Savile is alleged to have assaulted pupils at Duncroft Approved School in the 1970s.
A picture in the Mail on Sunday newspaper showed he signed the visitors’ book in 1974 saying: “Jimmy Savile called — and fell in love with all!!! I wonder if it’s legal to have 20 wives.”
The Sunday Mirror newspaper had extracts from Savile’s out-of-print 1974 autobiography As It Happens, in which he told how he agreed to do one local authority’s charity ball if they arranged for six girls to sleep in a tent beside him on the hillside.
An independent review is taking place at the BBC into the decision in December last year to drop a Newsnight item on Savile containing allegations of abuse.
The scandal has snowballed since claims that Savile molested underage girls were broadcast in an ITV television documentary screened last month that picked up on Newsnight’s dropped investigations.

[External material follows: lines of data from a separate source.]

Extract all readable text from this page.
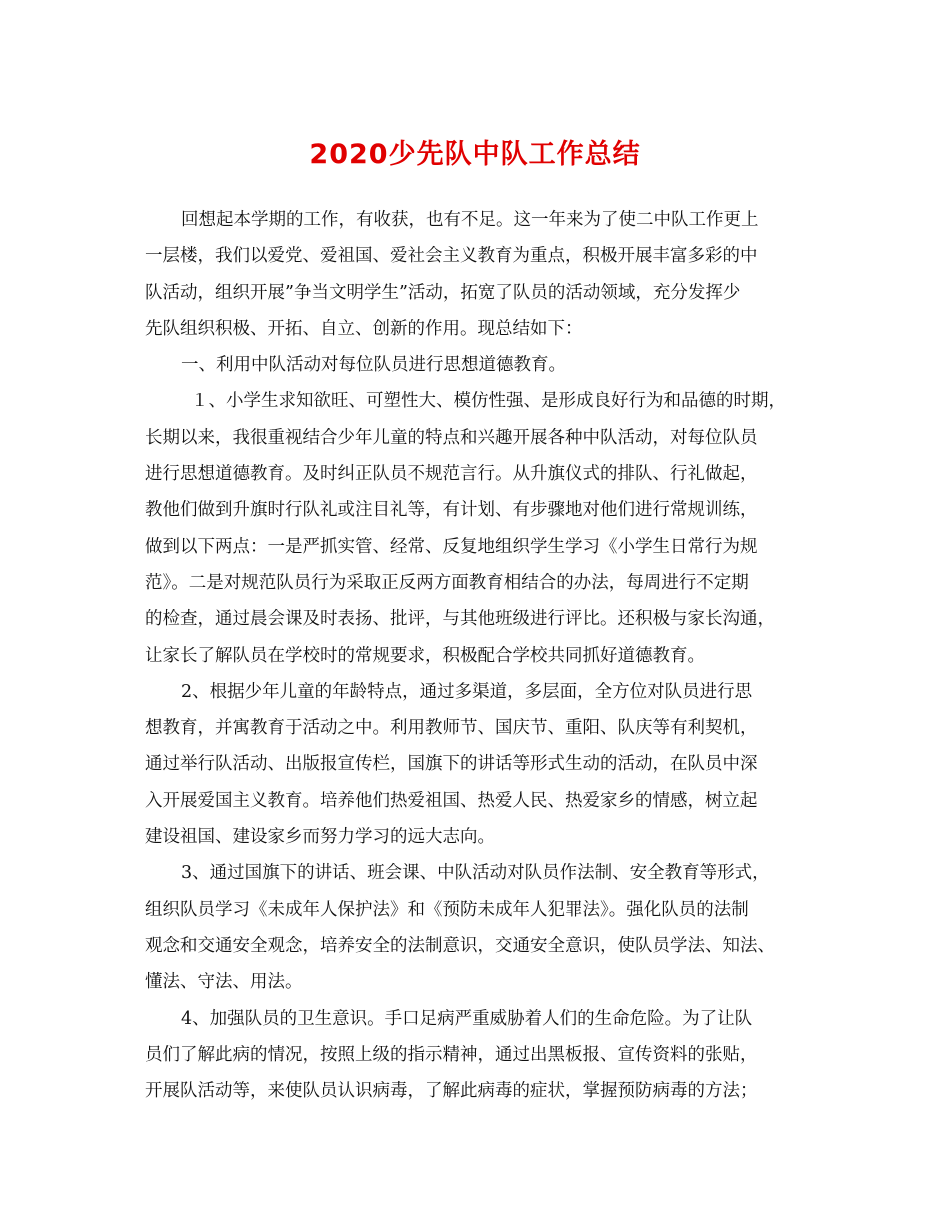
2020少先队中队工作总结
回想起本学期的工作，有收获，也有不足。这一年来为了使二中队工作更上
一层楼，我们以爱党、爱祖国、爱社会主义教育为重点，积极开展丰富多彩的中
队活动，组织开展”争当文明学生”活动，拓宽了队员的活动领域，充分发挥少
先队组织积极、开拓、自立、创新的作用。现总结如下：
一、利用中队活动对每位队员进行思想道德教育。
１、小学生求知欲旺、可塑性大、模仿性强、是形成良好行为和品德的时期，
长期以来，我很重视结合少年儿童的特点和兴趣开展各种中队活动，对每位队员
进行思想道德教育。及时纠正队员不规范言行。从升旗仪式的排队、行礼做起，
教他们做到升旗时行队礼或注目礼等，有计划、有步骤地对他们进行常规训练，
做到以下两点：一是严抓实管、经常、反复地组织学生学习《小学生日常行为规
范》。二是对规范队员行为采取正反两方面教育相结合的办法，每周进行不定期
的检查，通过晨会课及时表扬、批评，与其他班级进行评比。还积极与家长沟通，
让家长了解队员在学校时的常规要求，积极配合学校共同抓好道德教育。
2、根据少年儿童的年龄特点，通过多渠道，多层面，全方位对队员进行思
想教育，并寓教育于活动之中。利用教师节、国庆节、重阳、队庆等有利契机，
通过举行队活动、出版报宣传栏，国旗下的讲话等形式生动的活动，在队员中深
入开展爱国主义教育。培养他们热爱祖国、热爱人民、热爱家乡的情感，树立起
建设祖国、建设家乡而努力学习的远大志向。
3、通过国旗下的讲话、班会课、中队活动对队员作法制、安全教育等形式，
组织队员学习《未成年人保护法》和《预防未成年人犯罪法》。强化队员的法制
观念和交通安全观念，培养安全的法制意识，交通安全意识，使队员学法、知法、
懂法、守法、用法。
4、加强队员的卫生意识。手口足病严重威胁着人们的生命危险。为了让队
员们了解此病的情况，按照上级的指示精神，通过出黑板报、宣传资料的张贴，
开展队活动等，来使队员认识病毒，了解此病毒的症状，掌握预防病毒的方法；
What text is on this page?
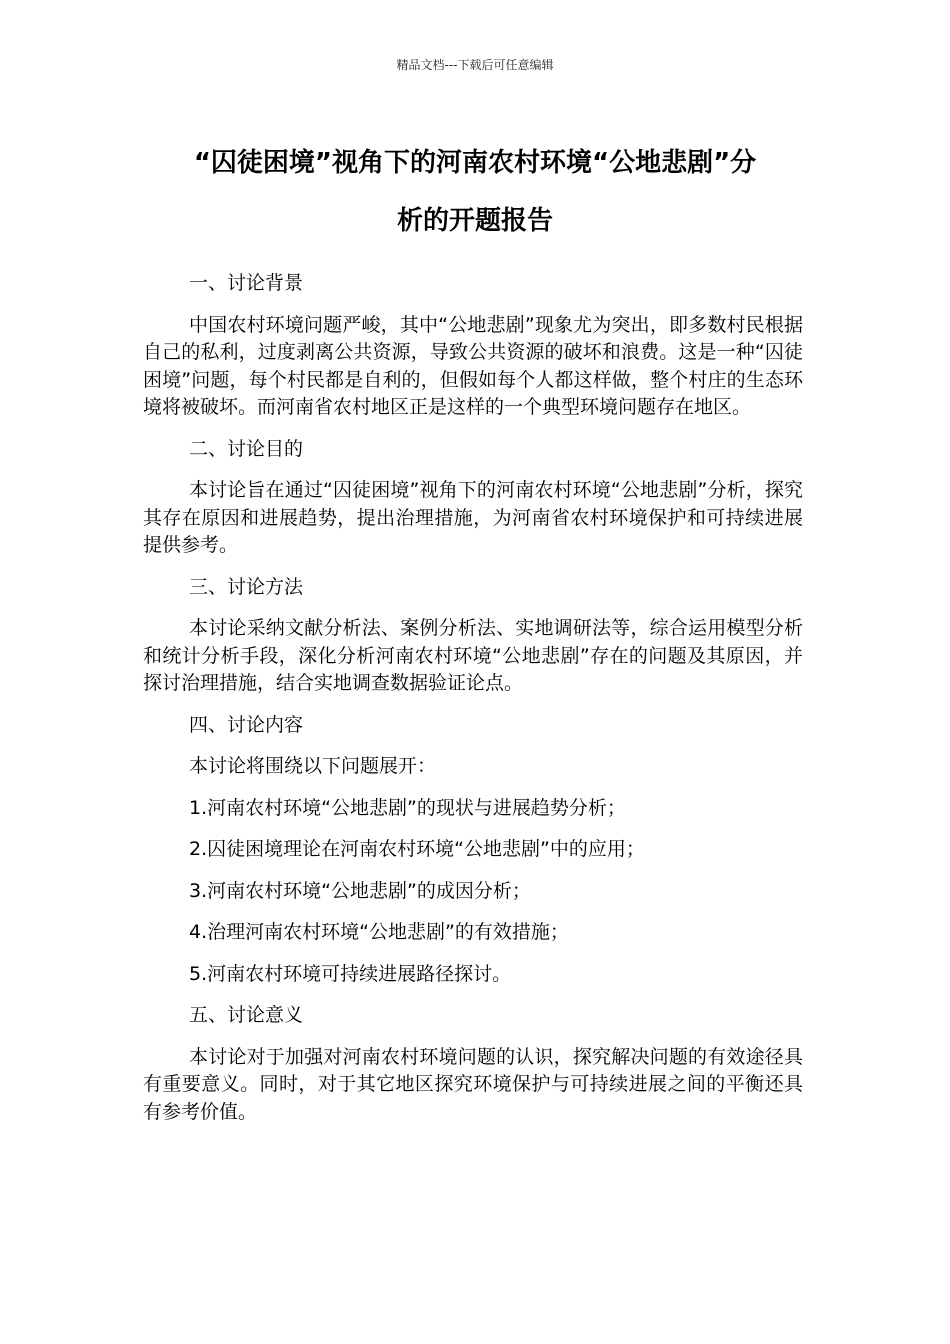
精品文档---下载后可任意编辑
“囚徒困境”视角下的河南农村环境“公地悲剧”分
析的开题报告
一、讨论背景
中国农村环境问题严峻，其中“公地悲剧”现象尤为突出，即多数村民根据自己的私利，过度剥离公共资源，导致公共资源的破坏和浪费。这是一种“囚徒困境”问题，每个村民都是自利的，但假如每个人都这样做，整个村庄的生态环境将被破坏。而河南省农村地区正是这样的一个典型环境问题存在地区。
二、讨论目的
本讨论旨在通过“囚徒困境”视角下的河南农村环境“公地悲剧”分析，探究其存在原因和进展趋势，提出治理措施，为河南省农村环境保护和可持续进展提供参考。
三、讨论方法
本讨论采纳文献分析法、案例分析法、实地调研法等，综合运用模型分析和统计分析手段，深化分析河南农村环境“公地悲剧”存在的问题及其原因，并探讨治理措施，结合实地调查数据验证论点。
四、讨论内容
本讨论将围绕以下问题展开：
1.河南农村环境“公地悲剧”的现状与进展趋势分析；
2.囚徒困境理论在河南农村环境“公地悲剧”中的应用；
3.河南农村环境“公地悲剧”的成因分析；
4.治理河南农村环境“公地悲剧”的有效措施；
5.河南农村环境可持续进展路径探讨。
五、讨论意义
本讨论对于加强对河南农村环境问题的认识，探究解决问题的有效途径具有重要意义。同时，对于其它地区探究环境保护与可持续进展之间的平衡还具有参考价值。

British Secretary of State for Culture, Media and Sport Maria Miller told the Sunday Telegraph newspaper that the BBC could face a full inquiry into the Savile allegations if its independent probes do not get to the truth of the matter.
“If the investigations are considered not to suffice because of issues around transparency, process or other such things, then a public inquiry remains an option,” she said.
Comedian Freddie Starr and 1970s glam rocker Gary Glitter have been arrested on suspicion of sexual offenses by detectives investigating the allegations surrounding Savile.